しかし、私はこういった「心理ハック」は否定しない。心のもちよう一つで今まで潜在せざるを得なかった能力が開花するのであれば、それは悪いことでは決してない。私自身、本書に載っているテクニックのいくつかは知らずに実践していたり、またいくつかは本書に言われる前にその存在を知って実践していたりもする。「人は見た目が9割」は伊達じゃない。

それでもなお、これだけは言っておきたい。

本書に書いてあることをそのまま実行する「デキる奴」に私が仕事を頼むかというと、まずそれはない、と。なぜなら、私が仕事を頼みたいのは「デキる奴」ではなく、「やりとげる奴」だからだ。本書に書いてあることを懸命に真似する暇があったら仕事片付けろと私は言う。

しかし、「やりとげる奴」を見抜く前には、まず大勢のなかから「できそうな奴」を見つけなければならない。
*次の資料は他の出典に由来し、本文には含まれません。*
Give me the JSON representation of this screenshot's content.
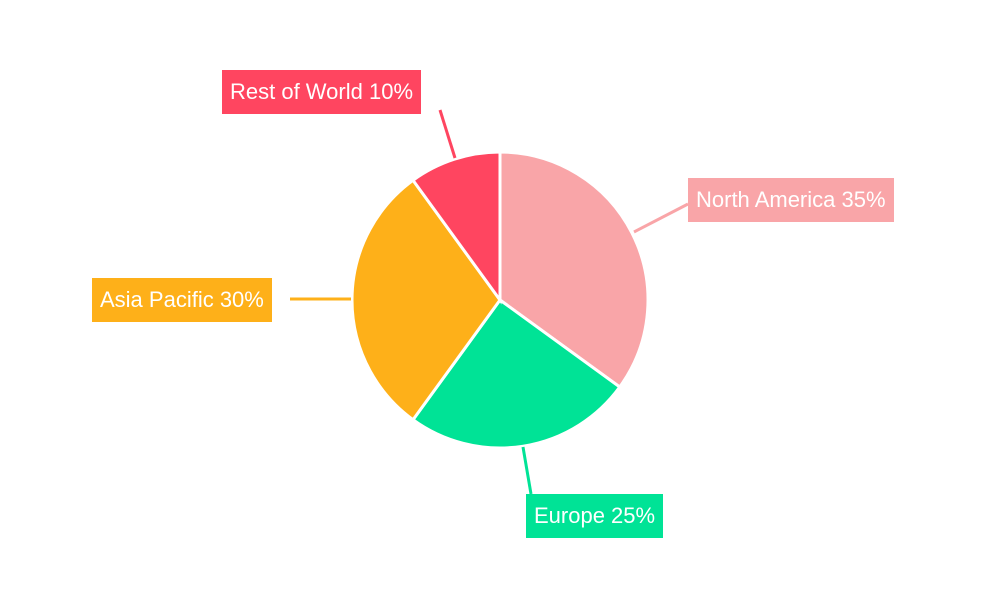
{
  "chart_data": {
    "type": "pie",
    "categories": [
      "North America",
      "Europe",
      "Asia Pacific",
      "Rest of World"
    ],
    "values": [
      35,
      25,
      30,
      10
    ],
    "labels": [
      "North America 35%",
      "Europe 25%",
      "Asia Pacific 30%",
      "Rest of World 10%"
    ],
    "colors": [
      "#F9A5A8",
      "#00E396",
      "#FEB019",
      "#FF4560"
    ],
    "start_angle": "top, clockwise",
    "legend": "none"
  }
}
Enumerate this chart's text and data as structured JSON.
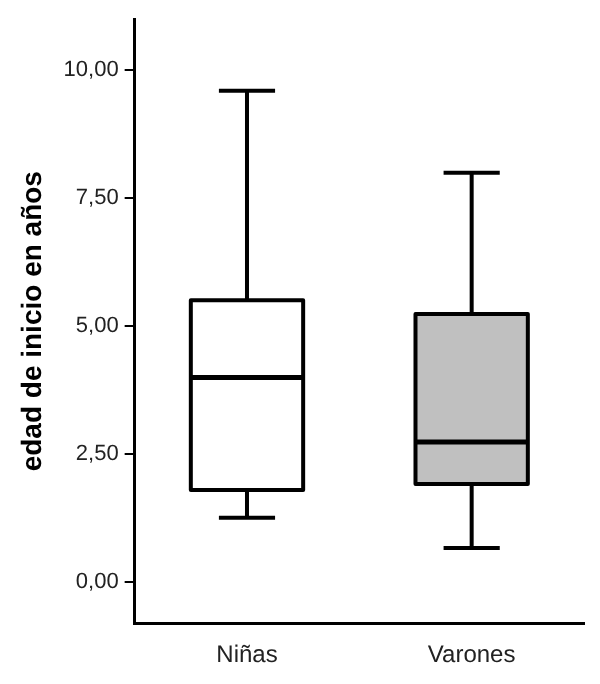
{
  "chart_data": {
    "type": "box",
    "ylabel": "edad de inicio en años",
    "categories": [
      "Niñas",
      "Varones"
    ],
    "boxes": [
      {
        "low": 1.26,
        "q1": 1.8,
        "median": 4.0,
        "q3": 5.51,
        "high": 9.6
      },
      {
        "low": 0.67,
        "q1": 1.92,
        "median": 2.74,
        "q3": 5.24,
        "high": 8.0
      }
    ],
    "colors": [
      "#ffffff",
      "#c0c0c0"
    ],
    "ylim": [
      -0.8,
      11
    ],
    "yticks": [
      {
        "value": 0,
        "label": "0,00"
      },
      {
        "value": 2.5,
        "label": "2,50"
      },
      {
        "value": 5,
        "label": "5,00"
      },
      {
        "value": 7.5,
        "label": "7,50"
      },
      {
        "value": 10,
        "label": "10,00"
      }
    ],
    "grid": false
  }
}
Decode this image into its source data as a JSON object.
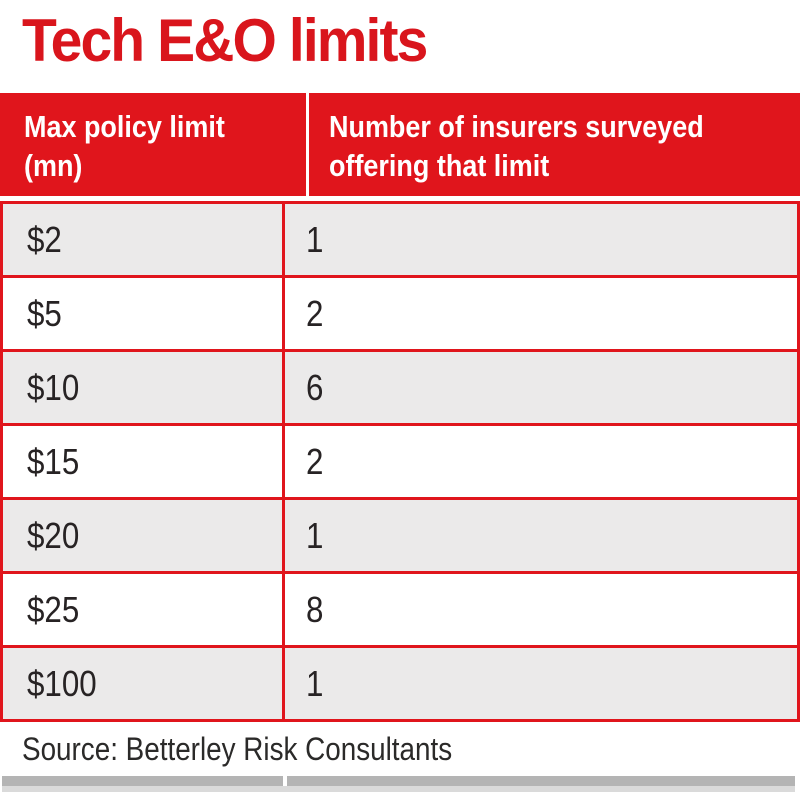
{
  "title": "Tech E&O limits",
  "colors": {
    "accent_red": "#e0151c",
    "title_red": "#d9151c",
    "row_stripe_gray": "#ebeaea",
    "body_text": "#272324",
    "bottom_bar_gray": "#b4b4b4"
  },
  "table": {
    "columns": [
      "Max policy limit (mn)",
      "Number of insurers surveyed offering that limit"
    ],
    "rows": [
      [
        "$2",
        "1"
      ],
      [
        "$5",
        "2"
      ],
      [
        "$10",
        "6"
      ],
      [
        "$15",
        "2"
      ],
      [
        "$20",
        "1"
      ],
      [
        "$25",
        "8"
      ],
      [
        "$100",
        "1"
      ]
    ]
  },
  "source": "Source: Betterley Risk Consultants",
  "chart_data": {
    "type": "table",
    "title": "Tech E&O limits",
    "categories": [
      "$2",
      "$5",
      "$10",
      "$15",
      "$20",
      "$25",
      "$100"
    ],
    "values": [
      1,
      2,
      6,
      2,
      1,
      8,
      1
    ],
    "xlabel": "Max policy limit (mn)",
    "ylabel": "Number of insurers surveyed offering that limit",
    "source": "Source: Betterley Risk Consultants"
  }
}
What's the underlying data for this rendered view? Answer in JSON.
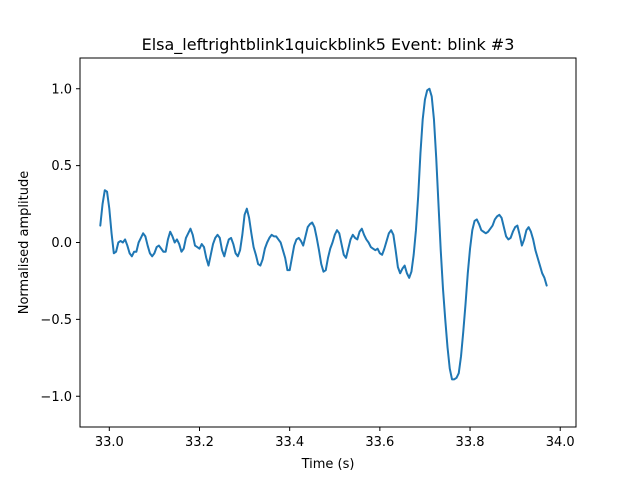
{
  "chart_data": {
    "type": "line",
    "title": "Elsa_leftrightblink1quickblink5 Event: blink #3",
    "xlabel": "Time (s)",
    "ylabel": "Normalised amplitude",
    "xlim": [
      32.935,
      34.035
    ],
    "ylim": [
      -1.2,
      1.2
    ],
    "xticks": [
      33.0,
      33.2,
      33.4,
      33.6,
      33.8,
      34.0
    ],
    "xtick_labels": [
      "33.0",
      "33.2",
      "33.4",
      "33.6",
      "33.8",
      "34.0"
    ],
    "yticks": [
      -1.0,
      -0.5,
      0.0,
      0.5,
      1.0
    ],
    "ytick_labels": [
      "−1.0",
      "−0.5",
      "0.0",
      "0.5",
      "1.0"
    ],
    "grid": false,
    "series_color": "#1f77b4",
    "series": [
      {
        "values": [
          [
            32.98,
            0.11
          ],
          [
            32.985,
            0.25
          ],
          [
            32.99,
            0.34
          ],
          [
            32.995,
            0.33
          ],
          [
            33.0,
            0.22
          ],
          [
            33.005,
            0.06
          ],
          [
            33.01,
            -0.07
          ],
          [
            33.015,
            -0.06
          ],
          [
            33.02,
            0.0
          ],
          [
            33.025,
            0.01
          ],
          [
            33.03,
            0.0
          ],
          [
            33.035,
            0.02
          ],
          [
            33.04,
            -0.02
          ],
          [
            33.045,
            -0.07
          ],
          [
            33.05,
            -0.09
          ],
          [
            33.055,
            -0.06
          ],
          [
            33.06,
            -0.06
          ],
          [
            33.065,
            0.0
          ],
          [
            33.07,
            0.03
          ],
          [
            33.075,
            0.06
          ],
          [
            33.08,
            0.04
          ],
          [
            33.085,
            -0.02
          ],
          [
            33.09,
            -0.07
          ],
          [
            33.095,
            -0.09
          ],
          [
            33.1,
            -0.07
          ],
          [
            33.105,
            -0.03
          ],
          [
            33.11,
            -0.02
          ],
          [
            33.115,
            -0.04
          ],
          [
            33.12,
            -0.06
          ],
          [
            33.125,
            -0.06
          ],
          [
            33.13,
            0.02
          ],
          [
            33.135,
            0.07
          ],
          [
            33.14,
            0.04
          ],
          [
            33.145,
            0.0
          ],
          [
            33.15,
            0.02
          ],
          [
            33.155,
            -0.01
          ],
          [
            33.16,
            -0.06
          ],
          [
            33.165,
            -0.04
          ],
          [
            33.17,
            0.03
          ],
          [
            33.175,
            0.06
          ],
          [
            33.18,
            0.09
          ],
          [
            33.185,
            0.05
          ],
          [
            33.19,
            -0.02
          ],
          [
            33.195,
            -0.03
          ],
          [
            33.2,
            -0.04
          ],
          [
            33.205,
            -0.01
          ],
          [
            33.21,
            -0.03
          ],
          [
            33.215,
            -0.1
          ],
          [
            33.22,
            -0.15
          ],
          [
            33.225,
            -0.08
          ],
          [
            33.23,
            -0.01
          ],
          [
            33.235,
            0.03
          ],
          [
            33.24,
            0.05
          ],
          [
            33.245,
            0.03
          ],
          [
            33.25,
            -0.05
          ],
          [
            33.255,
            -0.09
          ],
          [
            33.26,
            -0.03
          ],
          [
            33.265,
            0.02
          ],
          [
            33.27,
            0.03
          ],
          [
            33.275,
            -0.01
          ],
          [
            33.28,
            -0.07
          ],
          [
            33.285,
            -0.09
          ],
          [
            33.29,
            -0.05
          ],
          [
            33.295,
            0.05
          ],
          [
            33.3,
            0.18
          ],
          [
            33.305,
            0.22
          ],
          [
            33.31,
            0.16
          ],
          [
            33.315,
            0.06
          ],
          [
            33.32,
            -0.03
          ],
          [
            33.325,
            -0.08
          ],
          [
            33.33,
            -0.14
          ],
          [
            33.335,
            -0.15
          ],
          [
            33.34,
            -0.11
          ],
          [
            33.345,
            -0.04
          ],
          [
            33.35,
            0.0
          ],
          [
            33.355,
            0.03
          ],
          [
            33.36,
            0.05
          ],
          [
            33.365,
            0.04
          ],
          [
            33.37,
            0.04
          ],
          [
            33.375,
            0.02
          ],
          [
            33.38,
            0.0
          ],
          [
            33.385,
            -0.05
          ],
          [
            33.39,
            -0.1
          ],
          [
            33.395,
            -0.18
          ],
          [
            33.4,
            -0.18
          ],
          [
            33.405,
            -0.1
          ],
          [
            33.41,
            -0.02
          ],
          [
            33.415,
            0.02
          ],
          [
            33.42,
            0.03
          ],
          [
            33.425,
            0.01
          ],
          [
            33.43,
            -0.02
          ],
          [
            33.435,
            0.04
          ],
          [
            33.44,
            0.1
          ],
          [
            33.445,
            0.12
          ],
          [
            33.45,
            0.13
          ],
          [
            33.455,
            0.1
          ],
          [
            33.46,
            0.03
          ],
          [
            33.465,
            -0.05
          ],
          [
            33.47,
            -0.14
          ],
          [
            33.475,
            -0.19
          ],
          [
            33.48,
            -0.18
          ],
          [
            33.485,
            -0.1
          ],
          [
            33.49,
            -0.04
          ],
          [
            33.495,
            0.0
          ],
          [
            33.5,
            0.05
          ],
          [
            33.505,
            0.08
          ],
          [
            33.51,
            0.06
          ],
          [
            33.515,
            -0.01
          ],
          [
            33.52,
            -0.08
          ],
          [
            33.525,
            -0.1
          ],
          [
            33.53,
            -0.04
          ],
          [
            33.535,
            0.02
          ],
          [
            33.54,
            0.05
          ],
          [
            33.545,
            0.03
          ],
          [
            33.55,
            0.02
          ],
          [
            33.555,
            0.07
          ],
          [
            33.56,
            0.09
          ],
          [
            33.565,
            0.05
          ],
          [
            33.57,
            0.02
          ],
          [
            33.575,
            0.0
          ],
          [
            33.58,
            -0.03
          ],
          [
            33.585,
            -0.04
          ],
          [
            33.59,
            -0.05
          ],
          [
            33.595,
            -0.04
          ],
          [
            33.6,
            -0.07
          ],
          [
            33.605,
            -0.08
          ],
          [
            33.61,
            -0.04
          ],
          [
            33.615,
            0.01
          ],
          [
            33.62,
            0.06
          ],
          [
            33.625,
            0.08
          ],
          [
            33.63,
            0.05
          ],
          [
            33.635,
            -0.05
          ],
          [
            33.64,
            -0.16
          ],
          [
            33.645,
            -0.2
          ],
          [
            33.65,
            -0.17
          ],
          [
            33.655,
            -0.15
          ],
          [
            33.66,
            -0.2
          ],
          [
            33.665,
            -0.23
          ],
          [
            33.67,
            -0.19
          ],
          [
            33.675,
            -0.08
          ],
          [
            33.68,
            0.08
          ],
          [
            33.685,
            0.3
          ],
          [
            33.69,
            0.58
          ],
          [
            33.695,
            0.8
          ],
          [
            33.7,
            0.93
          ],
          [
            33.705,
            0.99
          ],
          [
            33.71,
            1.0
          ],
          [
            33.715,
            0.95
          ],
          [
            33.72,
            0.8
          ],
          [
            33.725,
            0.55
          ],
          [
            33.73,
            0.25
          ],
          [
            33.735,
            -0.05
          ],
          [
            33.74,
            -0.3
          ],
          [
            33.745,
            -0.5
          ],
          [
            33.75,
            -0.68
          ],
          [
            33.755,
            -0.82
          ],
          [
            33.76,
            -0.89
          ],
          [
            33.765,
            -0.89
          ],
          [
            33.77,
            -0.88
          ],
          [
            33.775,
            -0.85
          ],
          [
            33.78,
            -0.74
          ],
          [
            33.785,
            -0.58
          ],
          [
            33.79,
            -0.4
          ],
          [
            33.795,
            -0.2
          ],
          [
            33.8,
            -0.04
          ],
          [
            33.805,
            0.08
          ],
          [
            33.81,
            0.14
          ],
          [
            33.815,
            0.15
          ],
          [
            33.82,
            0.12
          ],
          [
            33.825,
            0.08
          ],
          [
            33.83,
            0.07
          ],
          [
            33.835,
            0.06
          ],
          [
            33.84,
            0.07
          ],
          [
            33.845,
            0.09
          ],
          [
            33.85,
            0.11
          ],
          [
            33.855,
            0.15
          ],
          [
            33.86,
            0.17
          ],
          [
            33.865,
            0.18
          ],
          [
            33.87,
            0.16
          ],
          [
            33.875,
            0.1
          ],
          [
            33.88,
            0.04
          ],
          [
            33.885,
            0.02
          ],
          [
            33.89,
            0.03
          ],
          [
            33.895,
            0.07
          ],
          [
            33.9,
            0.1
          ],
          [
            33.905,
            0.11
          ],
          [
            33.91,
            0.05
          ],
          [
            33.915,
            -0.02
          ],
          [
            33.92,
            0.02
          ],
          [
            33.925,
            0.08
          ],
          [
            33.93,
            0.1
          ],
          [
            33.935,
            0.07
          ],
          [
            33.94,
            0.02
          ],
          [
            33.945,
            -0.05
          ],
          [
            33.95,
            -0.1
          ],
          [
            33.955,
            -0.15
          ],
          [
            33.96,
            -0.2
          ],
          [
            33.965,
            -0.23
          ],
          [
            33.97,
            -0.28
          ]
        ]
      }
    ]
  }
}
その場において、「デキる奴」と「やりとげる奴」のどちらに目が先に行くかといったら、それは前者だというのもまた哀しい現実でもある。一旦関係が成立すれば、もはや「デキるように見せる」ことは不要だが、そこまで行くのが実は結構な仕事でもある。特に同業他社がひしめくレッドオーシャンな世界ではそうだろう。

そういうわけで、「やりとげる奴」も本書をバカにせず一読することをお勧めする。嘗めるように読んでも一時間はかからないだろう。ただし、本書をきちんと「噛まずに」鵜呑みにするのも、また単なるバカであるというのもお忘れなく。